Une histoire de coût et de goût En plus de ce problème de disponibilité, les produits sans gluten coûtent très cher. Un paquet de 500g de semoule sans gluten coûte 100 DA. 500g farine sans gluten sont cédés en grande surface à 140 DA, les farines de maïs et de riz coûtent toutes deux 100 DA le paquet de 500g. Une entreprise algérienne s'est lancée dans ce créneau en offrant une gamme sans gluten de produits agroalimentaires typiquement algériens, tels que trida, rechta, tlitli, couscous et autres pâtes au prix de 120 DA le paquet de 500 g. Dans le rayon gâteaux et friandises, les prix sont excessifs. Importés pour la quasi-totalité, un paquet de 400g de biscuits est cédé à 335 DA. Le biscuit le moins cher est à 250 DA le paquet de 250g. Parce que rares sont les boulangeries qui font du pain sans gluten (le coût de revient de la baguette est très élevé, selon un boulanger), certains essayent de confectionner leur propre pain, ce qui n'est pas très facile, ou se tournent vers l'achat de pain industriel importé. Deux tranches de pain sans gluten coûtent 450 DA. Entre produit local et celui importé, la différence n'est pas seulement dans le coût, mais aussi et surtout dans le goût. La quasi-majorité des patients entendent dire que ceux importés sont nettement plus riches en goût que ceux produits ici en Algérie.

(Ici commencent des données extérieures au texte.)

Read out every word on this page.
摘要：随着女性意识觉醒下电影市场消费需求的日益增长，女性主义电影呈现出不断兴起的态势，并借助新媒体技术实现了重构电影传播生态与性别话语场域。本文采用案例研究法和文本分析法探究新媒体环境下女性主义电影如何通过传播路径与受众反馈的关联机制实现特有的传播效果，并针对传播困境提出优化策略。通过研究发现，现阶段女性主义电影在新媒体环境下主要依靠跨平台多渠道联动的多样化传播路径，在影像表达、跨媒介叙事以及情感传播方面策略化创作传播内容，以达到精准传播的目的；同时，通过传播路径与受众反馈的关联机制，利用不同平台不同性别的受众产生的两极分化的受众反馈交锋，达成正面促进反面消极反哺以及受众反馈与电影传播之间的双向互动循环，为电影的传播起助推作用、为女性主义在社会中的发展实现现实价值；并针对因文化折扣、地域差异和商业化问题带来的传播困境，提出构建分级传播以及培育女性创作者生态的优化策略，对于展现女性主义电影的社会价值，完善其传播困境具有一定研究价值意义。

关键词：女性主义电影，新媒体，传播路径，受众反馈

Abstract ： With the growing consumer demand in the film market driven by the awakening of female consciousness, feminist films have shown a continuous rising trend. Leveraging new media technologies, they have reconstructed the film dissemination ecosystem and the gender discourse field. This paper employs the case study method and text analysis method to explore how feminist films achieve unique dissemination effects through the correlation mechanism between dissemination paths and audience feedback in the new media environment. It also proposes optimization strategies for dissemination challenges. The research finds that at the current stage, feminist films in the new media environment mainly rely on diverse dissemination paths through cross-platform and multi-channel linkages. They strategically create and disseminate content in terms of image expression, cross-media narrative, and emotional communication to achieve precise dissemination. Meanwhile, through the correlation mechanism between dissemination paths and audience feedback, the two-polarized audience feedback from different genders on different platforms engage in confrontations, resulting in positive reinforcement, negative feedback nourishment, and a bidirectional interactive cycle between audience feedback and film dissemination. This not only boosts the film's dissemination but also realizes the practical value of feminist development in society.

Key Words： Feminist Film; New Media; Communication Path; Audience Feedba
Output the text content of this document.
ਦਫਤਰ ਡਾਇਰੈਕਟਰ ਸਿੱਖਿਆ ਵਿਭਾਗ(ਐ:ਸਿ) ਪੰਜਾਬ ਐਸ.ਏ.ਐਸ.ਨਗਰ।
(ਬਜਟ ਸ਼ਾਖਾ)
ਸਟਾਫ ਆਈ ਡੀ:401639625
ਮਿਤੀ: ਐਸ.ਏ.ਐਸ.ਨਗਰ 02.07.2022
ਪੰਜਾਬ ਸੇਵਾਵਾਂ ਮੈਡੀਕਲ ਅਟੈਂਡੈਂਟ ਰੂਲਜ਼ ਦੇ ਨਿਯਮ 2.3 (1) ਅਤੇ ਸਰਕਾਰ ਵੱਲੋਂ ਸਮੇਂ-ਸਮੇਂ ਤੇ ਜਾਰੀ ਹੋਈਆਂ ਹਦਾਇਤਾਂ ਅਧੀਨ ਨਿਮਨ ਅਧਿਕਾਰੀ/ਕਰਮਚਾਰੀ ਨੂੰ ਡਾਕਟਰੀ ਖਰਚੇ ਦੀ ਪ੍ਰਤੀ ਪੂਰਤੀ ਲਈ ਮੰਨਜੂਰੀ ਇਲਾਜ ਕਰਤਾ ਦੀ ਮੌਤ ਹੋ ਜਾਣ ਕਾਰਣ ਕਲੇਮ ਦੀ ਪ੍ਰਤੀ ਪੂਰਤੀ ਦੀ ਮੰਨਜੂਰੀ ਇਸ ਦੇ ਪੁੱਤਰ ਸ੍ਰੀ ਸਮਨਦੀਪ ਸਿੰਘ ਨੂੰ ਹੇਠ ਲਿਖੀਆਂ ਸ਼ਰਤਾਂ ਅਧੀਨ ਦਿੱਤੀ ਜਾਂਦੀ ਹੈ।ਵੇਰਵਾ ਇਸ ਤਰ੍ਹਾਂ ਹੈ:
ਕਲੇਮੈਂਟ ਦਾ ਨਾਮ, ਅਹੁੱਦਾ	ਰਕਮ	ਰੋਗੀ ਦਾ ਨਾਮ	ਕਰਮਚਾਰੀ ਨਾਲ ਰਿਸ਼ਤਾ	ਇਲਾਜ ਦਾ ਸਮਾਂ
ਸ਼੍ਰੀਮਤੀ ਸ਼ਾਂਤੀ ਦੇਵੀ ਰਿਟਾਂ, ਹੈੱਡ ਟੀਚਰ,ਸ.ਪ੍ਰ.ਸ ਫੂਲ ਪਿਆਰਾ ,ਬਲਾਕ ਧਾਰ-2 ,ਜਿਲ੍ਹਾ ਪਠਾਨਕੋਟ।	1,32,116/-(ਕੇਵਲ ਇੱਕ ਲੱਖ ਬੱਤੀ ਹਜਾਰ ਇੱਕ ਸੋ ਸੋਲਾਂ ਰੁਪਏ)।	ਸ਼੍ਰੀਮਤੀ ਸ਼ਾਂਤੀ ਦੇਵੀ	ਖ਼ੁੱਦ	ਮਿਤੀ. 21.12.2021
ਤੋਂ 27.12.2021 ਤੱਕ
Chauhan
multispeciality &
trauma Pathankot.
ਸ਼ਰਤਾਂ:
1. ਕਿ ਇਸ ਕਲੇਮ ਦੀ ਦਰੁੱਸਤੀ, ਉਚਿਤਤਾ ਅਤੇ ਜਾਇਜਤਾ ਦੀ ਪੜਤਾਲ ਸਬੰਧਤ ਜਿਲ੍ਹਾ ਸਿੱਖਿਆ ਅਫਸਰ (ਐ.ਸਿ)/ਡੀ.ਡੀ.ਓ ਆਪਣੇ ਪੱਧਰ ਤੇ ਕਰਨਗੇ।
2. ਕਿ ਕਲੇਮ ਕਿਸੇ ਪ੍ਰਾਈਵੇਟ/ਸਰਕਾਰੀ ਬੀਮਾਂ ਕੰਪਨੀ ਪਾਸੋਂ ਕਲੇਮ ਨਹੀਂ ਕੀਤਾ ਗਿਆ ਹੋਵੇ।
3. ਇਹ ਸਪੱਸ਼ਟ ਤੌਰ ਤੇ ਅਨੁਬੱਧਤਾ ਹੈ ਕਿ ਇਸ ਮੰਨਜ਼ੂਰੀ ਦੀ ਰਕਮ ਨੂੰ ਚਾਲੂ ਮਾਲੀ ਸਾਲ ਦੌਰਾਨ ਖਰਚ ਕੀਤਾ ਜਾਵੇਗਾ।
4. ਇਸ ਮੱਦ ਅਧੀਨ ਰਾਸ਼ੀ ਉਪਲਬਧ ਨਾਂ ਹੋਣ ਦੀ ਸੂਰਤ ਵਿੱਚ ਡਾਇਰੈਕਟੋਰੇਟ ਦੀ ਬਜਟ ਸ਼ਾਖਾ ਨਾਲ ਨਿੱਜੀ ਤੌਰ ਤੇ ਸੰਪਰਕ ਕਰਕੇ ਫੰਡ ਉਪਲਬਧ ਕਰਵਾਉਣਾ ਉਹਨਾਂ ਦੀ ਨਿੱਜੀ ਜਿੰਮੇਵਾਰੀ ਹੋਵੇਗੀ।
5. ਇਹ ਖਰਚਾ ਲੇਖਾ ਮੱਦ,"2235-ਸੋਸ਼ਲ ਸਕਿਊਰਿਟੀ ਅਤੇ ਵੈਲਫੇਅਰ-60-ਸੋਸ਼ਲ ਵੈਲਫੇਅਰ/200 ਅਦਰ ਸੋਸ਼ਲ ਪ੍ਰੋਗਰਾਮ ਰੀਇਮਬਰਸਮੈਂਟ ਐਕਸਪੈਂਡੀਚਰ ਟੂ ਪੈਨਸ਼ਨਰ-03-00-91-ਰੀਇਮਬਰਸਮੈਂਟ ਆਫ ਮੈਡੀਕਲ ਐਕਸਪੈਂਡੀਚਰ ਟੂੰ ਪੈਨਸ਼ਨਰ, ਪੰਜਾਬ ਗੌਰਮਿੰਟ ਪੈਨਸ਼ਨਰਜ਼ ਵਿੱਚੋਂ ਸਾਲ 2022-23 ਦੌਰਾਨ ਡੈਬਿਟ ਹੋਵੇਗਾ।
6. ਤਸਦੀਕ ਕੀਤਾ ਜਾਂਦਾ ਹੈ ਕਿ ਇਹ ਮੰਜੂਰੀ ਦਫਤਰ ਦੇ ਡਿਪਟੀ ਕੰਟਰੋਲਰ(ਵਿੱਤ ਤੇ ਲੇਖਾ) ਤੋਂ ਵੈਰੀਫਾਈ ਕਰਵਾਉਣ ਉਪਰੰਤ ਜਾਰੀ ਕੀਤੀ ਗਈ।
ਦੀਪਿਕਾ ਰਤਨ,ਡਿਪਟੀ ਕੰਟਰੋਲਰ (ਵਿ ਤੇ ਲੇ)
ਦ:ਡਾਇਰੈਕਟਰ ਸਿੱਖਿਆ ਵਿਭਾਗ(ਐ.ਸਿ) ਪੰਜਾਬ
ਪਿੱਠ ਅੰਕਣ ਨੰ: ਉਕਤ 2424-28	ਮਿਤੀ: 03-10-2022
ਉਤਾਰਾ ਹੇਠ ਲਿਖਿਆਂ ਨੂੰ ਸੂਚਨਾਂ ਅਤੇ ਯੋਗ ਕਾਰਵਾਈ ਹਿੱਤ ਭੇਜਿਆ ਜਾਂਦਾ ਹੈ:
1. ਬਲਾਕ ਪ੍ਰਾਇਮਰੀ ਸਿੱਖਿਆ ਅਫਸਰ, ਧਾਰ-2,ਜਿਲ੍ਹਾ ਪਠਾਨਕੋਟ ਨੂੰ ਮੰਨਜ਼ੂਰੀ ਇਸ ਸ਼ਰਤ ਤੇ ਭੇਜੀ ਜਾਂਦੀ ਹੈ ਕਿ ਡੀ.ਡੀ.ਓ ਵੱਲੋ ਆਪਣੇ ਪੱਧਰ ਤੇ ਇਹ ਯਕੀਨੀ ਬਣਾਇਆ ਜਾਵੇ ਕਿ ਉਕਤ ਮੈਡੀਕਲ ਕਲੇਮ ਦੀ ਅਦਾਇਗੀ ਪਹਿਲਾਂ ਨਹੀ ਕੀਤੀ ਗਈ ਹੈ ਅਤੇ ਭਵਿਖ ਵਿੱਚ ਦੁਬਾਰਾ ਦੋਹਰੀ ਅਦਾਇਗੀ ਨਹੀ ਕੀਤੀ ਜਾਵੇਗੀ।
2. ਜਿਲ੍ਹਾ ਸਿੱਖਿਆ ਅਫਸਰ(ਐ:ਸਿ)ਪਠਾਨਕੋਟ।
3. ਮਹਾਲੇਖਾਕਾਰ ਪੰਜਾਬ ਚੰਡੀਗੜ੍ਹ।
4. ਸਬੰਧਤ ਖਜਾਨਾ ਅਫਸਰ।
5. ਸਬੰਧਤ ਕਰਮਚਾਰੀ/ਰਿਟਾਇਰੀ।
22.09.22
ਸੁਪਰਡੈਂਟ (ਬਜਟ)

Chose normale, une différence d'expérience en est à l'origine. «Le gluten a justement cette particularité d'apporter du goût à la nourriture. Son absence incombe directement sur ce point. C'est ce qui fait que les patients ont du mal à suivre leur régime et détestent presque la nourriture», s'exclame Djebari Rahema, présidente de l'Association des malades cœliaques de la wilaya d'Alger.
L'Etat interpellé Pour cette jeune dame, elle-même atteinte de cette maladie, la situation est très compliquée pour tous ces patients qui se retrouvent désarmés face à leur maladie. «En tant qu'association nous essayons d'apporter aide et soutien à ces patients tout au long de l'année. En ce mois béni, nous distribuons des couffins avec une variété de produits sans gluten. Le problème est que malgré la cherté de ces aliments, cette maladie chronique n'est pas prise en charge par la Sécurité sociale. Nous ne sommes même pas soutenus par le ministère de la Solidarité, de la Famille et de la Condition de la femme», déclare notre interlocutrice. En attendant que l'Etat songe à prendre en charge ces malades, la souffrance et l'exclusion par la société sont leur lot quotidien.